College 5 Een patiënt met systemische sclerose – PD Flashcards
Hoe verhouden sclerodermie en systemische sclerose zich tot elkaar?
Sclerodermie soorten:
- gelokaliseerde sclerodermie
- systemische sclerose
Systemische sclerose soorten:
- gelimiteerde systemische sclerose
- diffuse systemische sclerose
Wat zijn de patient kenmerken van SSc?
V:M = 5:1
Vrouwen: vaak op jongere leeftijd
< 25 jr: zeldzaam
Afrikaanse voorouders:
- hogere kans op SSc
- op jongere leeftijd krijgen
- ernstiger beeld
Wat zijn kenmerken van gelimiteerde SSc (LSSc) en diffuse SSc (DSSc)?
LSSc:
- calcinose
- raynaud
- slikproblemen
- gewrichtsklachten
- teleangiectasien
DSSc:
- uitgebreide huidbetrokkenheid: ook de proximale huid
- meer nadruk op long betrokkenheid
Is SSc iets dat vaak voorkomt?
Nee zeldzaam
wat is de vaak voorkomende presentatie van SSc?
- Opgezette huid op gezicht, handen, onderarmen en voeten
- Verlies van functie door de verdikking van de huid (bvb hand niet meer goed dicht kunnen knijpen)
- Artritis of artralgie
- Syndroom van Raynaud: in de kou eerst vasoconstrictie (wit) en hierna blauw (hypoxie), later rood (vasodilatatie)
- Digitale ulcera (toppen)
wat zijn belangrijke symptomen van SSc?
- Raynaudfenomeen: > 95% van de SS patiënten (ook in 15% van de gezonde mensen)
- Digitale ulcera/pitting of verlies van de vingertop –> ischemie, gangreen en auto-amputatie, infecties
- Huid: bijna alle patiënten–> classificatie LSSc en DSSc is op uitgebreidheid van de huid
- Subcutane calcinose: clustering van subcutane depositie van calcium hydroxyapatiet
- Artralgie en myalgie
- Gastro-intestinale manifestaties: ontstekingen, dismotiliteit en fibrose, hypotonie, parese, dismotiliteit, cirrose
- Longen: ILD, PAH –> meest voorkomende doodsoorzaak voor deze patiënten
- Cardiaal: pericarditis, pericardiale effusie, gedilateerde cardiomyopathie en arithmieen
- Renaal: scleroermie renale crisis, nierfalen
- Schildklier fibrose met hypoTh
- Andere AIZ zoals Sjögren, primaire biliaire cirrose
Wat is vaak onderscheidend tussen LSSc en DSSc?

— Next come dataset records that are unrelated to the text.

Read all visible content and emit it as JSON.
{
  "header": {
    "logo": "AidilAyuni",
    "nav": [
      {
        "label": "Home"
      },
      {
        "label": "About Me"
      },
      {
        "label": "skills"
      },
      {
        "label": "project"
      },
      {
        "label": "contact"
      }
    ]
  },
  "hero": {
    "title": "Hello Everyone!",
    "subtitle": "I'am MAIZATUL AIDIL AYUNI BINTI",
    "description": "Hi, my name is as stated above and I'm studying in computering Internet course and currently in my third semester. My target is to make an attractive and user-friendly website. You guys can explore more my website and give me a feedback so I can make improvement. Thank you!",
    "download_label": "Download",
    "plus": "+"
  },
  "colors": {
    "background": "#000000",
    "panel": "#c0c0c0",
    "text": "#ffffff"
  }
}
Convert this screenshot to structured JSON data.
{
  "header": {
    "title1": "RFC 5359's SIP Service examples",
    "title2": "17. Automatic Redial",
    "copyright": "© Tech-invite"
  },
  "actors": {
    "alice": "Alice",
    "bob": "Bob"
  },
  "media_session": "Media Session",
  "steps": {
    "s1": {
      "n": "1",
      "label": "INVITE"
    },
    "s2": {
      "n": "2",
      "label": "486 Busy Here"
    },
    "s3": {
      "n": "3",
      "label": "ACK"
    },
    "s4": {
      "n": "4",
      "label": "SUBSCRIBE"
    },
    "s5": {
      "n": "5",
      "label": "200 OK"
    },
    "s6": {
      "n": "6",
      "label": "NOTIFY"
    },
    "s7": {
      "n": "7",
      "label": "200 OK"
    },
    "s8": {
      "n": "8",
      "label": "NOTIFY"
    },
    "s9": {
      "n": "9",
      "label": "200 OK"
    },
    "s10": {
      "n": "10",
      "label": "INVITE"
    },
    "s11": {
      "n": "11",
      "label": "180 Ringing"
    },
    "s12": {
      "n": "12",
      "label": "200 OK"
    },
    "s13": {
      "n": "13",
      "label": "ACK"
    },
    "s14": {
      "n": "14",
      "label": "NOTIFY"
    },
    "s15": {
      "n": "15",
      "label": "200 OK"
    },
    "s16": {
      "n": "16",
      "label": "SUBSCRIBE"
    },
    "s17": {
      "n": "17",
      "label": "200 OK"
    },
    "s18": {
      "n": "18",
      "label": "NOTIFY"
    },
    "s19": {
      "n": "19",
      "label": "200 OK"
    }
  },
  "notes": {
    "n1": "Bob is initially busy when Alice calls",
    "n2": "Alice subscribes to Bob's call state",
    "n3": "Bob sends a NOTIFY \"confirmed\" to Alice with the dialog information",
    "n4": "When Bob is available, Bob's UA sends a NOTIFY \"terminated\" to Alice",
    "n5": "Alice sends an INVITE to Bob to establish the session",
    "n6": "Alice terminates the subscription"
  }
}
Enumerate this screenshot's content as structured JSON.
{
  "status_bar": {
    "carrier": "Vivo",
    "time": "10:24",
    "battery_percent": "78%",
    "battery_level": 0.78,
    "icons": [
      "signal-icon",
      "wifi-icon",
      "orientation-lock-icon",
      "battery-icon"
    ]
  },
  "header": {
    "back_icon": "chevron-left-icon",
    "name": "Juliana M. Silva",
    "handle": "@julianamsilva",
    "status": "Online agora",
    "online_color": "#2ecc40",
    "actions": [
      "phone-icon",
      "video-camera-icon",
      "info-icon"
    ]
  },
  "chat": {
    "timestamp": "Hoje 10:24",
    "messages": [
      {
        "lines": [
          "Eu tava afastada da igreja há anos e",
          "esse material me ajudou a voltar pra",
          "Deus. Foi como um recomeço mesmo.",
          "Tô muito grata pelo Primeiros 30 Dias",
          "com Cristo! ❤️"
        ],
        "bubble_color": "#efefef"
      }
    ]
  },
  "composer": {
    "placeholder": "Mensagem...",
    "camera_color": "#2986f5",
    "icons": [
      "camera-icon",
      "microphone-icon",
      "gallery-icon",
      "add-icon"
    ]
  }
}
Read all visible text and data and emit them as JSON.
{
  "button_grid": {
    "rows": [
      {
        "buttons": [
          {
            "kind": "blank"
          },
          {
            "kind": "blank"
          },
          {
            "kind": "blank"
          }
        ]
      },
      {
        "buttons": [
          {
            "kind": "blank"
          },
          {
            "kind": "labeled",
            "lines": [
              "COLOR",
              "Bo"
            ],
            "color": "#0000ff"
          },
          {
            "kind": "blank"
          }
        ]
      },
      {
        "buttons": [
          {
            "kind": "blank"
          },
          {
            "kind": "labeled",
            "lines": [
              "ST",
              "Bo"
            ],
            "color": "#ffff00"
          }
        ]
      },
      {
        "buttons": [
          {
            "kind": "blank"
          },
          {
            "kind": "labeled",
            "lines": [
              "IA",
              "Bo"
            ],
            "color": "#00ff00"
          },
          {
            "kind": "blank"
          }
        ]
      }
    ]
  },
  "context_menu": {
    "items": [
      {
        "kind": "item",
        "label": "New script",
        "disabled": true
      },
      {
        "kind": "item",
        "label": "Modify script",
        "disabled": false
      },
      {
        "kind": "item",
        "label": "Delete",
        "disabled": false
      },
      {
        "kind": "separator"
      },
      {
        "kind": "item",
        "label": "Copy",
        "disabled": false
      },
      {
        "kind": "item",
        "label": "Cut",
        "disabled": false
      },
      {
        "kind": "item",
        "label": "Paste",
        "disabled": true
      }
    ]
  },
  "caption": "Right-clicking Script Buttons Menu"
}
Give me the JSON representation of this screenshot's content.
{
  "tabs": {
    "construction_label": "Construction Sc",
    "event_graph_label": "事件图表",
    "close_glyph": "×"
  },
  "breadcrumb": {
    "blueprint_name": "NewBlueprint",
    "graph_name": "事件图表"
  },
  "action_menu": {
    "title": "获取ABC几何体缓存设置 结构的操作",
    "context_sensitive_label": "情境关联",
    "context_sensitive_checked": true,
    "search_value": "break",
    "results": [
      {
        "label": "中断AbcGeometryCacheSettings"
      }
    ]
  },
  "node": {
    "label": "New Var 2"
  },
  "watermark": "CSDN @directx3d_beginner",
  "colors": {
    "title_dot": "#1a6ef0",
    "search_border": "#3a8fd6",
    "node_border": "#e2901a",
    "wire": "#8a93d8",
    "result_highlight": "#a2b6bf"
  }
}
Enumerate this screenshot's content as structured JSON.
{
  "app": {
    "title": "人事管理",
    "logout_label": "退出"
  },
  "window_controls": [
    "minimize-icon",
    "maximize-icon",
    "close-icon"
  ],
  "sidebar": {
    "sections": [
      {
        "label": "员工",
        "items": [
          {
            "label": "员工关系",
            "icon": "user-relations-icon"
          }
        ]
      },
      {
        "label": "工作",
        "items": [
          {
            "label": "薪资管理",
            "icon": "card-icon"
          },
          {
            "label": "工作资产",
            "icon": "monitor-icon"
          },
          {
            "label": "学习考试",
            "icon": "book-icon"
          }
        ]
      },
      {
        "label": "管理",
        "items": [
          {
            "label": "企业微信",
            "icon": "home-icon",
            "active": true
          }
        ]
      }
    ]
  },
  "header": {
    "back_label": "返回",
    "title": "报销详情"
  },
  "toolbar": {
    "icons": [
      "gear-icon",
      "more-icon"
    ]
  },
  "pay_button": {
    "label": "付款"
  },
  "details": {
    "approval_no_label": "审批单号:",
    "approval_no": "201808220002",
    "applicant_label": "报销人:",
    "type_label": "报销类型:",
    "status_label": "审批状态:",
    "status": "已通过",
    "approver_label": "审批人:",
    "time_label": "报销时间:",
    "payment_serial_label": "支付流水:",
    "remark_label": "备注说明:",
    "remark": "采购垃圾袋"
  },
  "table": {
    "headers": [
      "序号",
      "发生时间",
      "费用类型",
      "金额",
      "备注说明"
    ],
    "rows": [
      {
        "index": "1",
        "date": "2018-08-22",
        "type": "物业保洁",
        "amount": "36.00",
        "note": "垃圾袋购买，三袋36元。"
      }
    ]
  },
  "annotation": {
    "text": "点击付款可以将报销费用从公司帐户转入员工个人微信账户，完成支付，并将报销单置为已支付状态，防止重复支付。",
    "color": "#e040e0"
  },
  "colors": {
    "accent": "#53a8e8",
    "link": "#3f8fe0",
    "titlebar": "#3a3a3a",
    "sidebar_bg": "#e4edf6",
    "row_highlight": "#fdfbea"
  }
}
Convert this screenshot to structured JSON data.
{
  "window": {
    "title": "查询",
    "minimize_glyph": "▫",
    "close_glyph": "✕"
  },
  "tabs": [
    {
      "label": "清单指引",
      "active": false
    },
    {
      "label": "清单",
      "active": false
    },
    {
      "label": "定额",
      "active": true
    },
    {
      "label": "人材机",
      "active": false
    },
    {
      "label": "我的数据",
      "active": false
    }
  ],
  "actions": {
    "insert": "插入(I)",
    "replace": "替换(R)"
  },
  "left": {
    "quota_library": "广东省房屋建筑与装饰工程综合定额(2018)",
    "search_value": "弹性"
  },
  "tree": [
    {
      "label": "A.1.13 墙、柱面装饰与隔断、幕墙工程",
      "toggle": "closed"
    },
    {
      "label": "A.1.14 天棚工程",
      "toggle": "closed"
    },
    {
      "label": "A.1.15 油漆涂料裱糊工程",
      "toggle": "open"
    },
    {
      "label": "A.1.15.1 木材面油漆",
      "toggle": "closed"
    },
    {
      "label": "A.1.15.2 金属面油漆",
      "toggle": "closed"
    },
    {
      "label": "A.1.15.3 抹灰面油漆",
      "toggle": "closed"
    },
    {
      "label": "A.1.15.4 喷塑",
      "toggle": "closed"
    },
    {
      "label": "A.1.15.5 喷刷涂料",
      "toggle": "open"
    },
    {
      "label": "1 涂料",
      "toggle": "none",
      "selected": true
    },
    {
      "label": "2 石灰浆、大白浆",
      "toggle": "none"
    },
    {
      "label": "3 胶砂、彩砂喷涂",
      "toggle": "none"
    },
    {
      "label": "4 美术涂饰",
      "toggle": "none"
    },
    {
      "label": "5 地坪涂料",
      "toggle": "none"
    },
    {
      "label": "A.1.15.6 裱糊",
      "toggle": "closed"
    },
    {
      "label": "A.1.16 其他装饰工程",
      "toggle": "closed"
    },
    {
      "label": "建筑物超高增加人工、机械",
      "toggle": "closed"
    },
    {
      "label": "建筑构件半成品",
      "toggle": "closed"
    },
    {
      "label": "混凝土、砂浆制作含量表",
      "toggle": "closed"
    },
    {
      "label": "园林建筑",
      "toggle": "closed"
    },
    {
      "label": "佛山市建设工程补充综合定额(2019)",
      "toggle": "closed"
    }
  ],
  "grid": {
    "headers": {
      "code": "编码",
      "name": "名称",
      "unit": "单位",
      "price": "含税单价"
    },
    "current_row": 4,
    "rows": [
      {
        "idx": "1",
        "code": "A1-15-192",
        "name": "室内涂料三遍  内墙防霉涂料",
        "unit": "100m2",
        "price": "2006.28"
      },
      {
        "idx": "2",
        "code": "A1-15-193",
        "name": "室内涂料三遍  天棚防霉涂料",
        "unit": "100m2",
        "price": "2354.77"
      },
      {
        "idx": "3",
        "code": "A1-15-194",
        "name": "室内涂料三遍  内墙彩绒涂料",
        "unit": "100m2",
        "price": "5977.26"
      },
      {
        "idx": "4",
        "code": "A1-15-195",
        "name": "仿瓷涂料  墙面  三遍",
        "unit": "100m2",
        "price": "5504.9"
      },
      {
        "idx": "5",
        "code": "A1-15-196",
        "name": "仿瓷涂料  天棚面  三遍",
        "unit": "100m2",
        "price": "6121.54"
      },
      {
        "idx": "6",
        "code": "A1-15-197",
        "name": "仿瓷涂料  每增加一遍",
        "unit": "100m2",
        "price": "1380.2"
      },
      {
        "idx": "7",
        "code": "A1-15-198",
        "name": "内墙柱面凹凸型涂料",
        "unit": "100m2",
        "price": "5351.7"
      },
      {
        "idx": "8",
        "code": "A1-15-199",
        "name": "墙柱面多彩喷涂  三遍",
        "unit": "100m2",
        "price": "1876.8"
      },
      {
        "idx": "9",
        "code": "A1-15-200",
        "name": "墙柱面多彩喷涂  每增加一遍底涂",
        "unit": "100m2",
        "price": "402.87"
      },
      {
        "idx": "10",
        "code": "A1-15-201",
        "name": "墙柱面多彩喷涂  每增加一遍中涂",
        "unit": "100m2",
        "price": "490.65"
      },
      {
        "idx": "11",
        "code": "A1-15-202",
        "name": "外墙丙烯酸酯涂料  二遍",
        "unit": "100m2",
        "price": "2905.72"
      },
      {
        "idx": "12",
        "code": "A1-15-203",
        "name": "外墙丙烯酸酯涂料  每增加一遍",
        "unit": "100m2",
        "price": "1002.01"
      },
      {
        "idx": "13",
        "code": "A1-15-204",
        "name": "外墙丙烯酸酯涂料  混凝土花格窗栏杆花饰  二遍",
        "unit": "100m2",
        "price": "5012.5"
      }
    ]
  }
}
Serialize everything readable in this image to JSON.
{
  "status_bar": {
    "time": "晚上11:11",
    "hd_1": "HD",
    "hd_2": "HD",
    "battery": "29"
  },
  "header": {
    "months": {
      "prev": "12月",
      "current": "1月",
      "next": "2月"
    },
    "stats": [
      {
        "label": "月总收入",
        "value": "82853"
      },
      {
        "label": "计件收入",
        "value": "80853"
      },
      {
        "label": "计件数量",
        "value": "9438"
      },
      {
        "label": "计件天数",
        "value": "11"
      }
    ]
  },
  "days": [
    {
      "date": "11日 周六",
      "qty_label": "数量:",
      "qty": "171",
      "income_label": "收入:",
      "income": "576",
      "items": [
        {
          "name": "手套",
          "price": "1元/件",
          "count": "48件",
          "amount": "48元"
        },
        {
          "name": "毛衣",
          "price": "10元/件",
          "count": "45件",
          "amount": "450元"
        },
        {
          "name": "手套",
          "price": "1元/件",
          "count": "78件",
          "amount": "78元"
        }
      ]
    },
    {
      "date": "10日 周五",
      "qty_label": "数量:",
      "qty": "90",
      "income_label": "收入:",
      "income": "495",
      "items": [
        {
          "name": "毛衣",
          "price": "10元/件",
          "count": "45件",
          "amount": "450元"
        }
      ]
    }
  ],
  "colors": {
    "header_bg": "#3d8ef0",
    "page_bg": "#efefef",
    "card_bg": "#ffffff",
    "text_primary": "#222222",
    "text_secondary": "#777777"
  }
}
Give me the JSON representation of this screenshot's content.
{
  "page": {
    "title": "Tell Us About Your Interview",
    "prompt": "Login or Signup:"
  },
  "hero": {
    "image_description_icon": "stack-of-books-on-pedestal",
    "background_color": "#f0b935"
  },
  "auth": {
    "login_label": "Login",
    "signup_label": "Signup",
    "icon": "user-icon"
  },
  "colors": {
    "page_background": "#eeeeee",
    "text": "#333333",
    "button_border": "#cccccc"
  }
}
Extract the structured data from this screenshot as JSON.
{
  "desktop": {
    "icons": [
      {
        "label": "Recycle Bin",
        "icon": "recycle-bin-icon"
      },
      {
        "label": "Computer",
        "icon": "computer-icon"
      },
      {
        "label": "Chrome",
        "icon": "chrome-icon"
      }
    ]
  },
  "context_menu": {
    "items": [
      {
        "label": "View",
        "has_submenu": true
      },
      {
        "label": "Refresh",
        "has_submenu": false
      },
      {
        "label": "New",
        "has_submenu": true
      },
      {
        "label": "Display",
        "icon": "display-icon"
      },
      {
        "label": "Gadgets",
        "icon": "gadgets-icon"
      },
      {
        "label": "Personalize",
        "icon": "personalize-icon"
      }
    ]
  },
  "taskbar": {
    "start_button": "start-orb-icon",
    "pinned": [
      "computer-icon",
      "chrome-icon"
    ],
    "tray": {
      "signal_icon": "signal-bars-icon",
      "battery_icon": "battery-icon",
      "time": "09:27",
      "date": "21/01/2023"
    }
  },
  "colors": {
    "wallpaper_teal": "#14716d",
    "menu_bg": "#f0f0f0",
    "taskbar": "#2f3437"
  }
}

LSSc: distaal van de ellebogen en knien, romp is vrij
DSSc: proximaal van de ellebogen en knieën + romp
Gezicht hoort bij beide!!
Welke drie fases onderscheiden we?
- Puffy vinger fase: inflammatie en oedemen
- Oedemen: non-pitting oedeem van de handen, pruritis, branden pijn en erytheem –> compressie - Fibrotische fase: fibrose en verdikking van de huid –> leerhuid en fibrose van diepere subcutane structuren –> contracturen en verminderde mobiliteit
- Verzachtende fase: soms, jaren na presentatie. De huid is achter, maar subcutane weefsel blijft fibrotisch
wat kunnen gevolgen zij in de longen?
- Primair:
a) Parenchym
- ILD
- Interstitiele pneumonie
- Organiserende pneumonie
- Emfyseem en fibrose
- Diffuse alveolaire schade
b) Vasculair
- PAH
- Occlussieve veneuze ziekte
- Cappilaire hemangiose
- Diffuse alveolaire hemorraghie - Secundair: aspiratie
- Aspiratie bronchiolitis
- Aspiratie pneumonie
- Lipoide pneumonie
- Bronchiolocentrische fibrose
- Neoplasma
- Infectie
- Diafragma zwakte
- Tgv cardiale ziekte
- Medicatie toxiciteit
Hoe verloopt de pathogenese in de longen?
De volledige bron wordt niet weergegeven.